Tested in Chrome 69, Firefox 62

AngularJS 1.7.4

The workaround from @greg.kindel (the accepted solution) didn't work for me. It threw lots of errors about an infinite digest loop. I'm using Angular 1.5.8.

I was able to adjust that workaround to the following to get things working. I hope it saves someone else grief.

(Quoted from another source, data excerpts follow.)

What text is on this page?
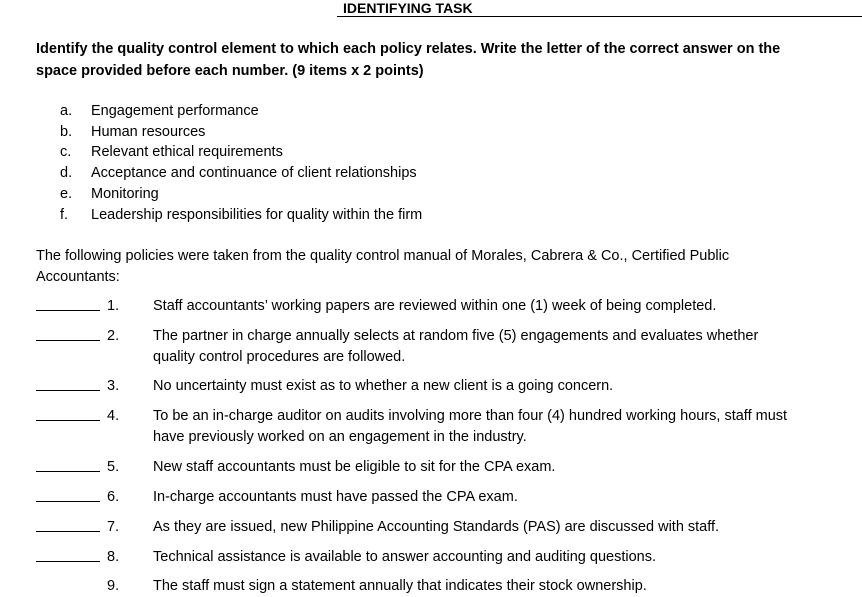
IDENTIFYING TASK
Identify the quality control element to which each policy relates. Write the letter of the correct answer on the space provided before each number. (9 items x 2 points)
a.	Engagement performance
b.	Human resources
c.	Relevant ethical requirements
d.	Acceptance and continuance of client relationships
e.	Monitoring
f.	Leadership responsibilities for quality within the firm
The following policies were taken from the quality control manual of Morales, Cabrera & Co., Certified Public Accountants:
1.	Staff accountants’ working papers are reviewed within one (1) week of being completed.
2.	The partner in charge annually selects at random five (5) engagements and evaluates whether quality control procedures are followed.
3.	No uncertainty must exist as to whether a new client is a going concern.
4.	To be an in-charge auditor on audits involving more than four (4) hundred working hours, staff must have previously worked on an engagement in the industry.
5.	New staff accountants must be eligible to sit for the CPA exam.
6.	In-charge accountants must have passed the CPA exam.
7.	As they are issued, new Philippine Accounting Standards (PAS) are discussed with staff.
8.	Technical assistance is available to answer accounting and auditing questions.
9.	The staff must sign a statement annually that indicates their stock ownership.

angular.module('sample', [])
  .config(['$provide', function ($provide) {
    $provide.decorator('$browser', ['$delegate', '$window', function ($delegate, $window) {
      $delegate.onUrlChange = function () {};
      //
      // HACK to stop Angular routing from manipulating the URL
      //
      // The url() function seems to get used in two different modes.
      //
      // Mode 1 - Zero arguments
      // There are no arguments given, in which case it appears that the caller is expected the
      // browser's current URL (a string response).
      //
      // Mode 2 - Three arguments
      // It receives three arguments (url, some_boolean, null).  It seems the caller is expecting
      // the browser's URL to be updated to the given value.  The result of this function call is
      // expected to be the $delegate itself, which will subsequently get called with no arguments
      // to check the browser's URL.
      //
      // The Hack:
      // We save the URL so that we can lie to the caller that the URL has been updated to what was
      // requested, but in reality, we'll do nothing to alter the URL.
      //
      var savedUrl = null
      $delegate.url = function (url, ...args) {
        if (!!url) {
          savedUrl = url;
          return $delegate;
        } else {
          return !!savedUrl ? savedUrl : $window.location.href;
        }
      };
      return $delegate;
    }]);
  }])

If I recall correctly, Angular's routing is not obligatory, but then you must take care of reloading controllers, views, etc.